Three surgeons were certain she had been confined, but the patient and her friends as stoutly persisted to the contrary. The police got hold of the case, but as, on search, no child or placenta could be found, they could moke nothing of it. To make the case more complete, the patient had a discharge in every respect like lochial.
|
|
Susan10146857
|
Report
|
23 Sep 2009 00:55 |
|
The Philanthropist (Googlebooks )
http://books.google.com/books?pg=RA3-PA454&dq=Female%20penitentiary%2BNorthumberland&lr=&id=jqAOAAAAQAAJ&output=text
( has many more excerpts about sweeps or the life of children )

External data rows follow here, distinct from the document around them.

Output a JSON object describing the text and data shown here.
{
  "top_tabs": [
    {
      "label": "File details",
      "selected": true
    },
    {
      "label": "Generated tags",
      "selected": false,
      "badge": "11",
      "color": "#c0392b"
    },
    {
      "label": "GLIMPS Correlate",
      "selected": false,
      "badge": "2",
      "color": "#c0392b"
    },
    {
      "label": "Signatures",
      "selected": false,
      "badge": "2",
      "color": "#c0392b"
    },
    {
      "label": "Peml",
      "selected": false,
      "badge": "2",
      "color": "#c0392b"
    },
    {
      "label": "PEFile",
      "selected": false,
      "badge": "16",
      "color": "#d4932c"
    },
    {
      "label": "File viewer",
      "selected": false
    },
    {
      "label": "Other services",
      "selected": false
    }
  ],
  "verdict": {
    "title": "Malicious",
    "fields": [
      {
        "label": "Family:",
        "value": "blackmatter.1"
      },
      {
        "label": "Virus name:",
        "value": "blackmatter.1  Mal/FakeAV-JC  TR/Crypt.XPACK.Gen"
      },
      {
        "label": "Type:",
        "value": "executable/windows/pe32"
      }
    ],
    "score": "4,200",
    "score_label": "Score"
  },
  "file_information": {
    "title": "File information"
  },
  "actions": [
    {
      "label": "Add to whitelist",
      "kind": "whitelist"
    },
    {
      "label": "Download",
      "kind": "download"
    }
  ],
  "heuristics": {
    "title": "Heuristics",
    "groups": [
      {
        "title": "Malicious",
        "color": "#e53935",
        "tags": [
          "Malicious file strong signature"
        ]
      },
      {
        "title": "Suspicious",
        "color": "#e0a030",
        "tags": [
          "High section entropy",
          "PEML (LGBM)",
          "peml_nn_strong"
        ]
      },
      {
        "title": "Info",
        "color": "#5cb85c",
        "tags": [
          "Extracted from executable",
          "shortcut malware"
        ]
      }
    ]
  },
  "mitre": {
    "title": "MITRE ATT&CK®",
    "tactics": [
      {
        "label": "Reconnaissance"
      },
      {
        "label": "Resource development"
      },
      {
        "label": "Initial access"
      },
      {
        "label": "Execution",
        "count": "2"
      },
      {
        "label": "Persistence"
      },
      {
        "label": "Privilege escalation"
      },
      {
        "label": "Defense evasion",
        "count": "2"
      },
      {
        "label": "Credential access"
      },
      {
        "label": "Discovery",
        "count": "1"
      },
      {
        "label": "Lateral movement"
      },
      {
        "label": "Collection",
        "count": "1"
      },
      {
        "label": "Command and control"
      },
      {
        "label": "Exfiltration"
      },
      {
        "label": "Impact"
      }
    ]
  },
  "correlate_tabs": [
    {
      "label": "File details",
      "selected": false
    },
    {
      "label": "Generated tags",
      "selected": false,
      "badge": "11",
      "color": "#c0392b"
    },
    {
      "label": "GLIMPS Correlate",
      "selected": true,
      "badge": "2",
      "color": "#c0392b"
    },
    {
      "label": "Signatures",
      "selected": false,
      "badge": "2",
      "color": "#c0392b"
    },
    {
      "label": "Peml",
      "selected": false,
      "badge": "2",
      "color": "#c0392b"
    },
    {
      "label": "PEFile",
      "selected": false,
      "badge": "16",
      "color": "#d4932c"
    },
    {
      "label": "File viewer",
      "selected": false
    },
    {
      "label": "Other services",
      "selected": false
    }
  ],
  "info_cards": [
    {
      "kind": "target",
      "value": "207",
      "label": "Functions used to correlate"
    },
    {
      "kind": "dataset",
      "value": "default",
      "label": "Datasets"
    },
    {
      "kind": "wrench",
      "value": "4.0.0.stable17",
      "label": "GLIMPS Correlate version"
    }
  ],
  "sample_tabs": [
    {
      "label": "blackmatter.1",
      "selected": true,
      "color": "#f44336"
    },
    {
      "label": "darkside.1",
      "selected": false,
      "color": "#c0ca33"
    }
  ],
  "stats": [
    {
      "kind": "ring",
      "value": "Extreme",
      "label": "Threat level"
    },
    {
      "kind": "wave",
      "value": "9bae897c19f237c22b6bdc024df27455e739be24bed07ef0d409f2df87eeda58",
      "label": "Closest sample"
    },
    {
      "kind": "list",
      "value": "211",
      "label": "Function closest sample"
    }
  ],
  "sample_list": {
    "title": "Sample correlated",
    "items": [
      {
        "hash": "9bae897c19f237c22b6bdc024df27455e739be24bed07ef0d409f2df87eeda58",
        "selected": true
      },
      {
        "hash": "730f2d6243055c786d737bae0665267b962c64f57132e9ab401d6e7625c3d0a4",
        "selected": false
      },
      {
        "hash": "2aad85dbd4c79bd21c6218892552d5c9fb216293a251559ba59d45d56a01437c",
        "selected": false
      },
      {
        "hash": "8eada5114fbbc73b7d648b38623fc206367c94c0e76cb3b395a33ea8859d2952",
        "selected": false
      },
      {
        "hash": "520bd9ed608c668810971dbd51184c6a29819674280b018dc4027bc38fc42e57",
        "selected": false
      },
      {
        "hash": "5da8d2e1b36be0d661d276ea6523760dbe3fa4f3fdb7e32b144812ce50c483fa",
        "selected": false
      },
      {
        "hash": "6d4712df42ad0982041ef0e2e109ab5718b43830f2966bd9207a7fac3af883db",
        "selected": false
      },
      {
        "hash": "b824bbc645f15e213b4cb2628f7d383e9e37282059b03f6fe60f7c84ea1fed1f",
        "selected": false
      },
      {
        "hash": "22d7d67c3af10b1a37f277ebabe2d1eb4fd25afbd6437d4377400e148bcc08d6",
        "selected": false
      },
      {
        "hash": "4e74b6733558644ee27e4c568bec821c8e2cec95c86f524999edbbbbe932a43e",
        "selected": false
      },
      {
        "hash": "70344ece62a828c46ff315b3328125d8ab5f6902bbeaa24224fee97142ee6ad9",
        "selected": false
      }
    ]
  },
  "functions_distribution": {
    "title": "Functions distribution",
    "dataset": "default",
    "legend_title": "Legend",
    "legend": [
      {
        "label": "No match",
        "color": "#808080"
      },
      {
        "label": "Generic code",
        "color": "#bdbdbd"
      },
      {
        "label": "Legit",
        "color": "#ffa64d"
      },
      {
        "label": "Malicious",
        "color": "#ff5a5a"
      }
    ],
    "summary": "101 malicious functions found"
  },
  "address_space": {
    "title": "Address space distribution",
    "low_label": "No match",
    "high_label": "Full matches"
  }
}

Mr. William Wood moved: " That the practice of employing climbing boys for the sweeping of chimneys is inimical to the common feelings of humanity, and is a disgrace to this enlightened age, experience having proved that when the machine is properly applied the chimneys are more effectually cleansed by such means." He said his sympathies had been strongly moved in aid of the objects of the society by having seen two children burnt to death; and that, before a select committee of the House of Lords, he had heard details which would excite his audience painfully were he to repeat them.
Having described the various efforts made during the past century to alleviate the sufferings of chimney sweeps, Mr. Wood said that, in carrying out the objects of the society, he had received much abuse by persons on the magistrates' bench, who had called him a common informer, and who had so excited the people in the court against him that he had been followed into the street, hooted, stoned, and threatened with death ; and on one occasion, to save his life, he had to seek the protection of the police, while he got to the railway station as quickly as he could.
Mr. Wood then adduced several facts which had come under his own observation, illustrative of the hardships and enormities arising from the practice of employing children to sweep chimneys.
One of these was the case of a child who was stolen from his parents at Keighley, when he was only six years old, was taken into a town in Cambridgeshire, where he was subjected to the greatest cruelties for ten years, when he escaped and found his way back to his native place to find that his mother had died of a broken heart soon after he was stolen, and that his father speedily followed her to the grave.